The idea of the demodulator is that you mix (product) the signal (which, in this case, is bandpass-filtered NASA Kepler photometric data) with a complex sinusoid at (as precisely as you can set it) the asteroseismic carrier frequency. Then you Gaussian smooth the real and imaginary parts of that product over some window timescale (the inverse bandwidth, if you will). The resulting extremely tiny phase variations (yes these stars are coherent over years) have some periodogram or power spectrum, which shows periodicity at around 9 days, which is exactly the binary period we expected to find (from prior work).

I'm stoked! the advantages of our method over previous work are: Our method can easily combine information from many modes. Our method can be tuned to any modes that are in any data. We did not have to bin the lightcurve into bins; we only had to choose an effective bandwidth. The disadvantages are: We don't have a probabilistic model! We just have a procedure. But it's so simple and beautiful. I'm feeling like the engineer I was born to be.


calibrating a stable spectrograph with a laser frequency comb

It was a great research day today. I worked with Lily Zhao (Yale) on the wavelength calibration of the EXPRES spectrograph, which my loyal reader knows is a project of Debra Fischer (Yale). Lily and I cleaned up and sped up (by a lot) the polynomial fitting that the EXPRES team is doing, and showed (with a kind of cross-validation) that the best polynomial order for the fit is in the range 8 to 9. This is for a high-resolution, laser-frequency-comb-calibrated, temperature-controlled, bench-mounted, dual-fiber spectrograph.

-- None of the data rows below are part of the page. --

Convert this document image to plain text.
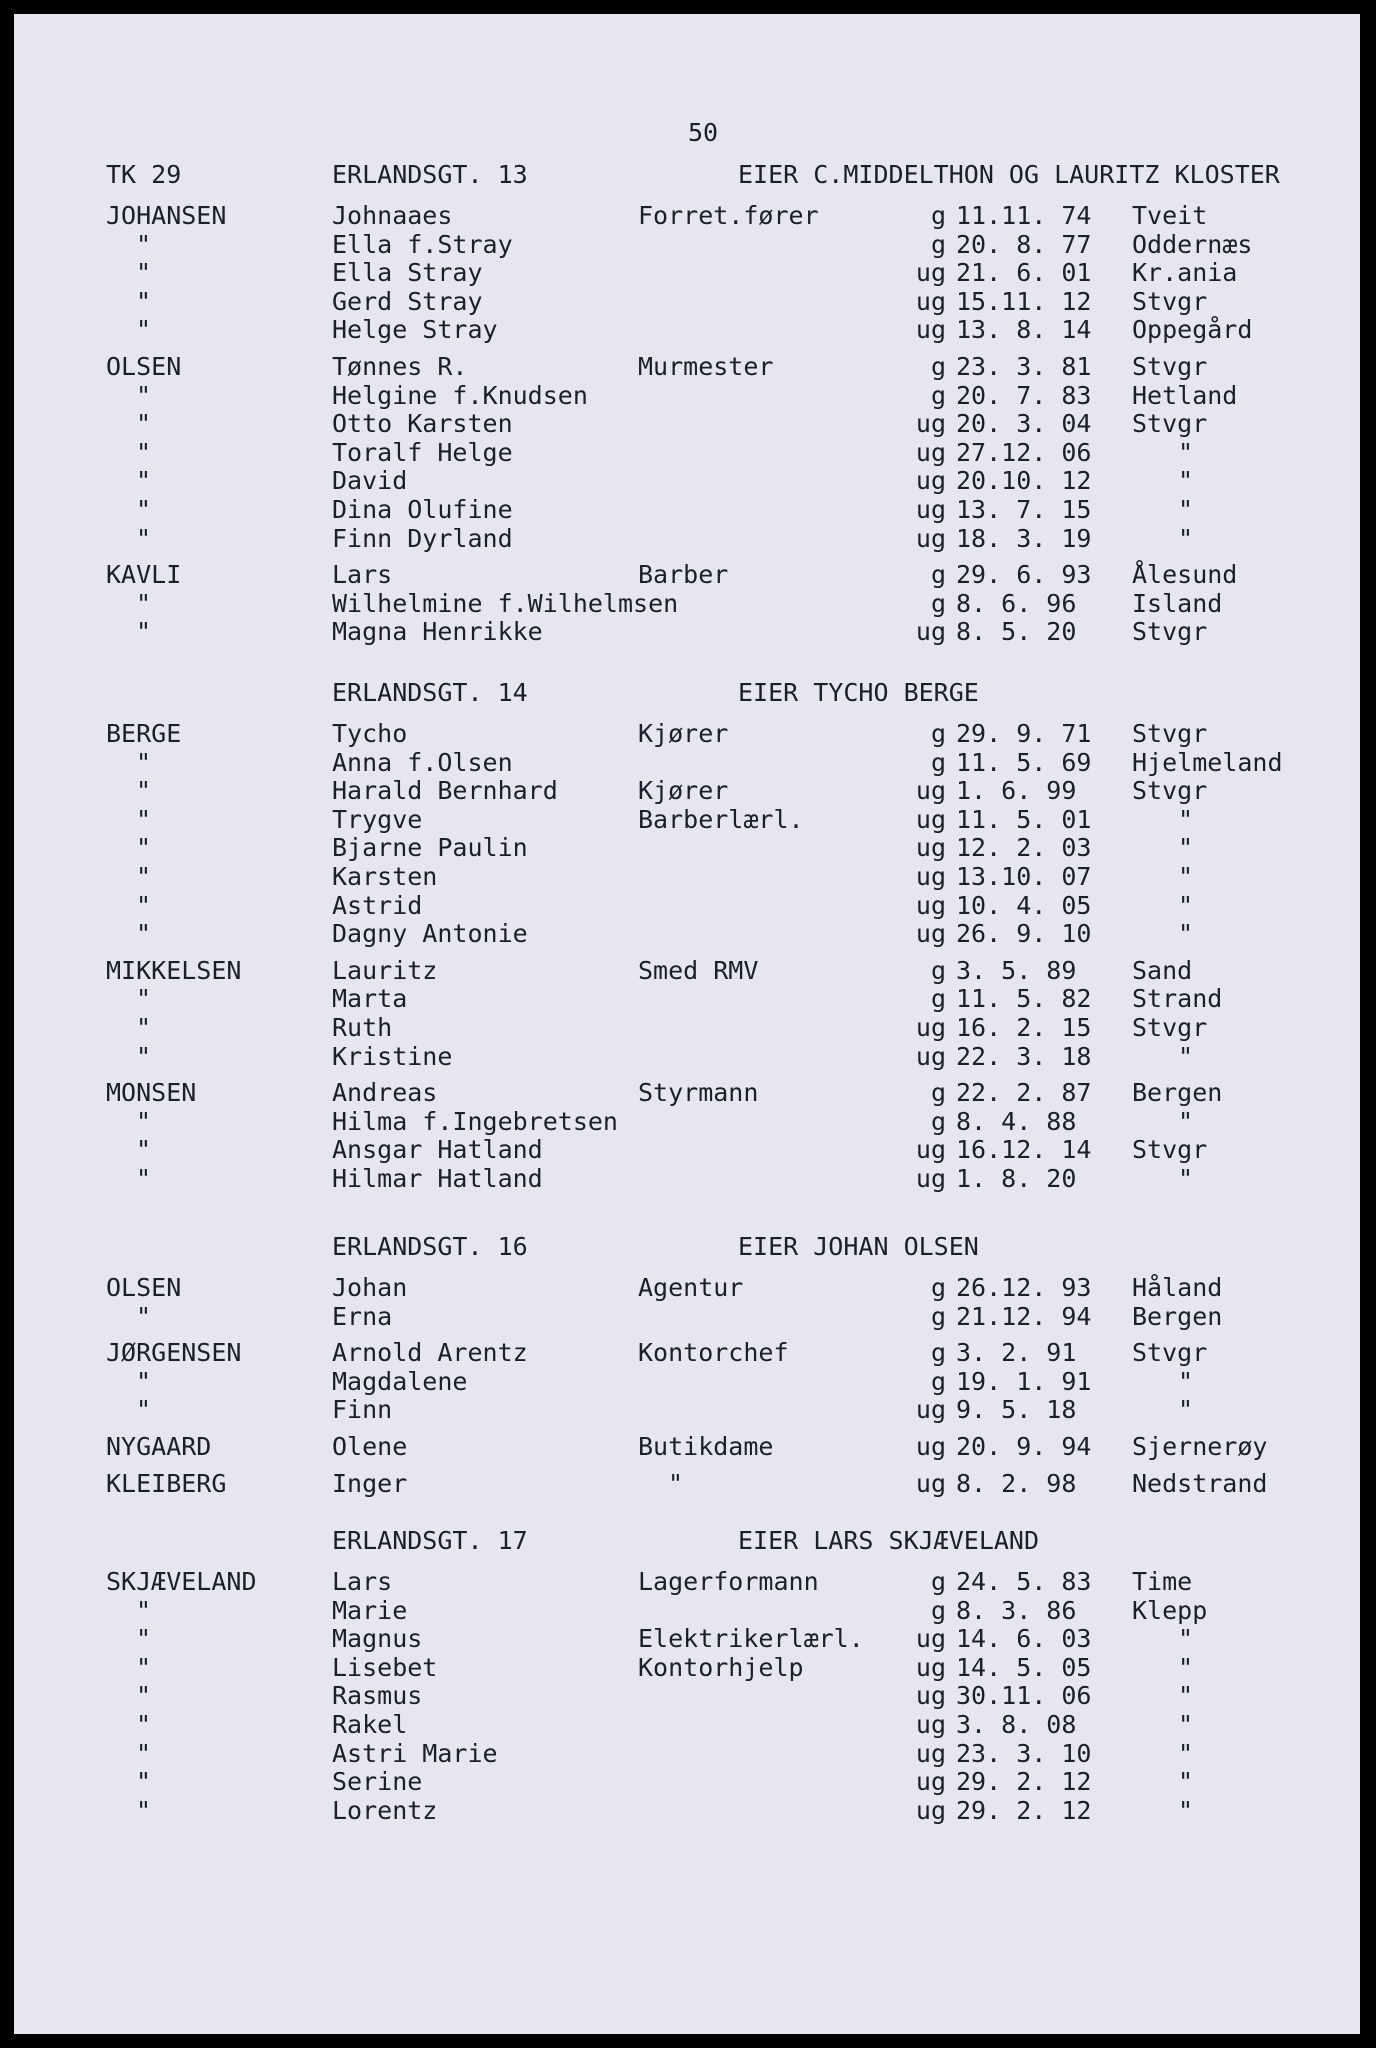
50
TK 29	ERLANDSGT. 13	EIER C.MIDDELTHON OG LAURITZ KLOSTER
JOHANSEN	Johnaaes	Forret.fører	g 11.11. 74 Tveit
"	Ella f.Stray	g 20. 8. 77 Oddernæs
"	Ella Stray	ug 21. 6. 01 Kr.ania
"	Gerd Stray	ug 15.11. 12 Stvgr
"	Helge Stray	ug 13. 8. 14 Oppegård
OLSEN	Tønnes R.	Murmester	g 23. 3. 81 Stvgr
"	Helgine f.Knudsen	g 20. 7. 83 Hetland
"	Otto Karsten	ug 20. 3. 04 Stvgr
"	Toralf Helge	ug 27.12. 06	"
"	David	ug 20.10. 12	"
"	Dina Olufine	ug 13. 7. 15	"
"	Finn Dyrland	ug 18. 3. 19	"
KAVLI	Lars	Barber	g 29. 6. 93 Ålesund
"	Wilhelmine f.Wilhelmsen	g 8. 6. 96 Island
"	Magna Henrikke	ug 8. 5. 20 Stvgr
ERLANDSGT. 14	EIER TYCHO BERGE
BERGE	Tycho	Kjører	g 29. 9. 71 Stvgr
"	Anna f.Olsen	g 11. 5. 69 Hjelmeland
"	Harald Bernhard	Kjører	ug 1. 6. 99 Stvgr
"	Trygve	Barberlærl.	ug 11. 5. 01	"
"	Bjarne Paulin	ug 12. 2. 03	"
"	Karsten	ug 13.10. 07	"
"	Astrid	ug 10. 4. 05	"
"	Dagny Antonie	ug 26. 9. 10	"
MIKKELSEN	Lauritz	Smed RMV	g 3. 5. 89 Sand
"	Marta	g 11. 5. 82 Strand
"	Ruth	ug 16. 2. 15 Stvgr
"	Kristine	ug 22. 3. 18	"
MONSEN	Andreas	Styrmann	g 22. 2. 87 Bergen
"	Hilma f.Ingebretsen	g 8. 4. 88	"
"	Ansgar Hatland	ug 16.12. 14 Stvgr
"	Hilmar Hatland	ug 1. 8. 20	"
ERLANDSGT. 16	EIER JOHAN OLSEN
OLSEN	Johan	Agentur	g 26.12. 93 Håland
"	Erna	g 21.12. 94 Bergen
JØRGENSEN	Arnold Arentz	Kontorchef	g 3. 2. 91 Stvgr
"	Magdalene	g 19. 1. 91	"
"	Finn	ug 9. 5. 18	"
NYGAARD	Olene	Butikdame	ug 20. 9. 94 Sjernerøy
KLEIBERG	Inger	"	ug 8. 2. 98 Nedstrand
ERLANDSGT. 17	EIER LARS SKJÆVELAND
SKJÆVELAND	Lars	Lagerformann	g 24. 5. 83 Time
"	Marie	g 8. 3. 86 Klepp
"	Magnus	Elektrikerlærl.	ug 14. 6. 03	"
"	Lisebet	Kontorhjelp	ug 14. 5. 05	"
"	Rasmus	ug 30.11. 06	"
"	Rakel	ug 3. 8. 08	"
"	Astri Marie	ug 23. 3. 10	"
"	Serine	ug 29. 2. 12	"
"	Lorentz	ug 29. 2. 12	"
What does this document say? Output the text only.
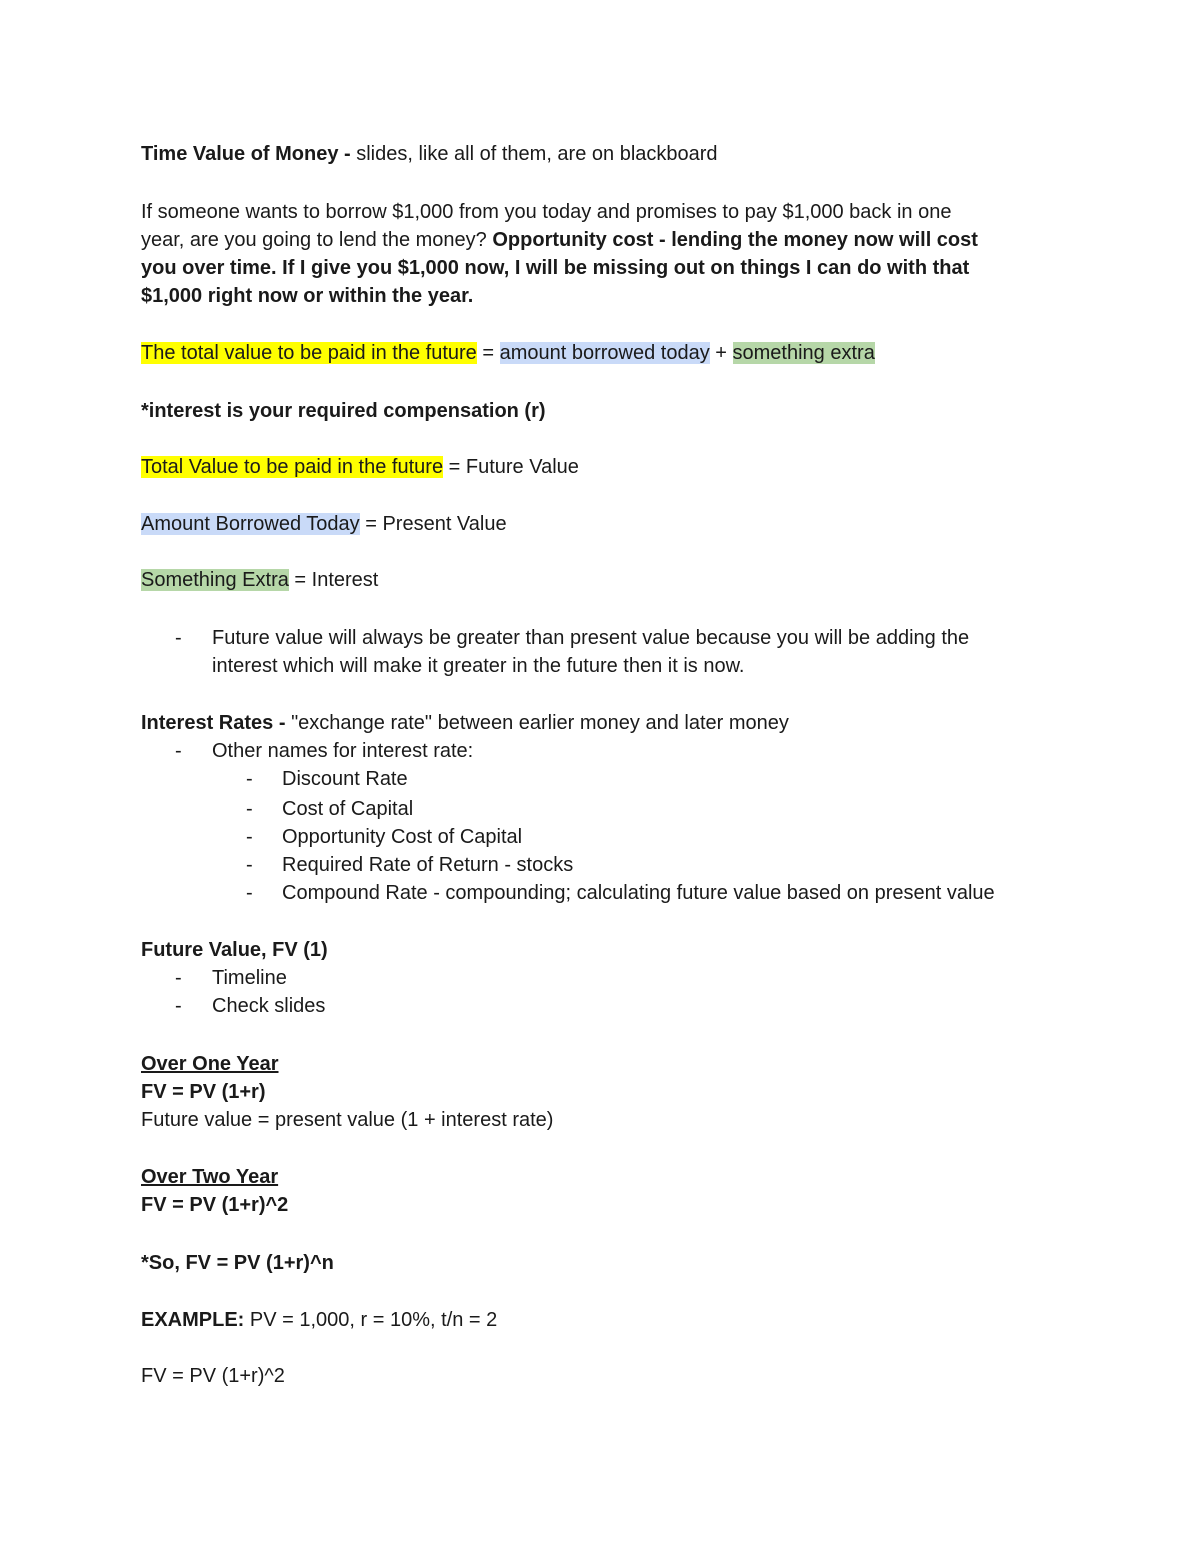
Time Value of Money - slides, like all of them, are on blackboard
If someone wants to borrow $1,000 from you today and promises to pay $1,000 back in one
year, are you going to lend the money? Opportunity cost - lending the money now will cost
you over time. If I give you $1,000 now, I will be missing out on things I can do with that
$1,000 right now or within the year.
The total value to be paid in the future = amount borrowed today + something extra
*interest is your required compensation (r)
Total Value to be paid in the future = Future Value
Amount Borrowed Today = Present Value
Something Extra = Interest
- Future value will always be greater than present value because you will be adding the
interest which will make it greater in the future then it is now.
Interest Rates - "exchange rate" between earlier money and later money
- Other names for interest rate:
- Discount Rate
- Cost of Capital
- Opportunity Cost of Capital
- Required Rate of Return - stocks
- Compound Rate - compounding; calculating future value based on present value
Future Value, FV (1)
- Timeline
- Check slides
Over One Year
FV = PV (1+r)
Future value = present value (1 + interest rate)
Over Two Year
FV = PV (1+r)^2
*So, FV = PV (1+r)^n
EXAMPLE: PV = 1,000, r = 10%, t/n = 2
FV = PV (1+r)^2
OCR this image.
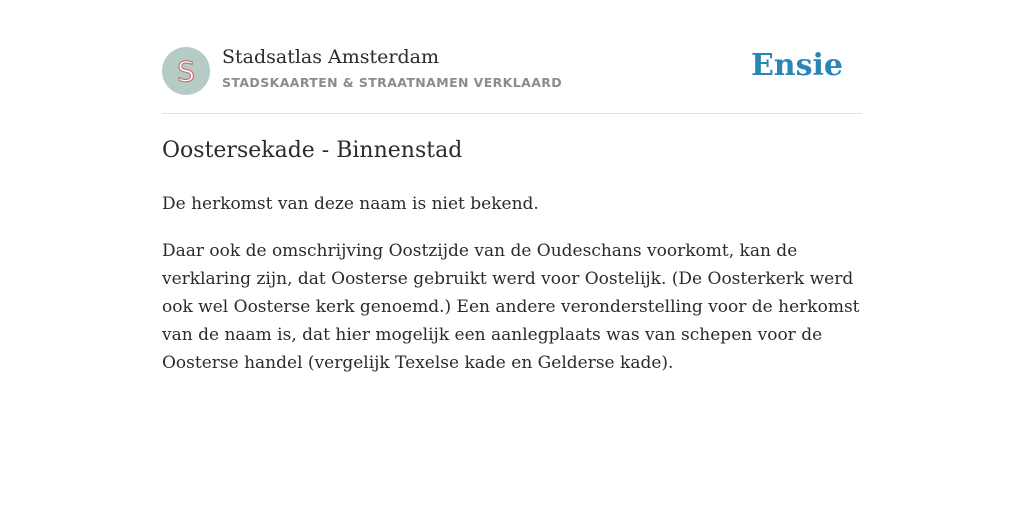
S Stadsatlas Amsterdam
STADSKAARTEN & STRAATNAMEN VERKLAARD	Ensie
Oostersekade - Binnenstad

De herkomst van deze naam is niet bekend.

Daar ook de omschrijving Oostzijde van de Oudeschans voorkomt, kan de verklaring zijn, dat Oosterse gebruikt werd voor Oostelijk. (De Oosterkerk werd ook wel Oosterse kerk genoemd.) Een andere veronderstelling voor de herkomst van de naam is, dat hier mogelijk een aanlegplaats was van schepen voor de Oosterse handel (vergelijk Texelse kade en Gelderse kade).
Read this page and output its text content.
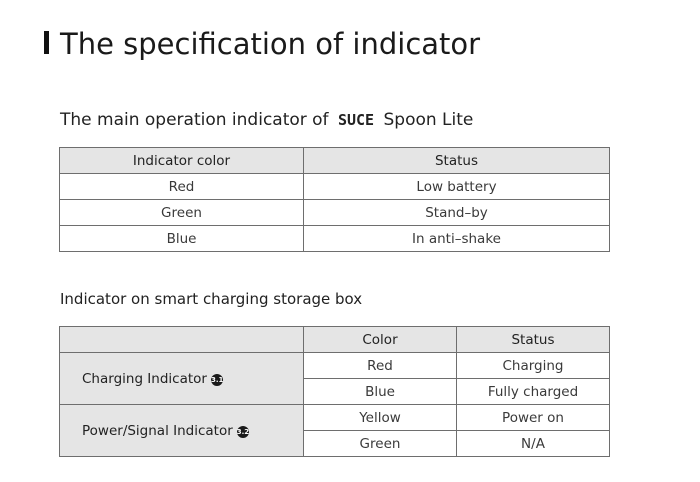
The specification of indicator
The main operation indicator of SUCE Spoon Lite
Indicator color	Status
Red	Low battery
Green	Stand–by
Blue	In anti–shake
Indicator on smart charging storage box
	Color	Status
Charging Indicator 3.1	Red	Charging
	Blue	Fully charged
Power/Signal Indicator 3.2	Yellow	Power on
	Green	N/A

But then we threw out that polynomial fit and just worked on interpolating the laser frequency-comb line positions. These are fixed in true wavelength and dense on the detector (for many orders, anyway). Oh my goodness did it work! When we switched from polynomial fitting to interpolation, the cross-validation tests got much better, and the residuals went from being very structured and repeatable to looking like white noise. When we averaged solutions, we got very good results, and when we did a PCA of the differences away from the mean solution, it looks like the variations are dominated by a single variability dimension! So it looks like we are going to end up with a very very low-dimensional, data-driven, non-parametric calibration system that hierarchically pools information from all the calibration data to calibrate every single exposure. I couldn't be more stoked!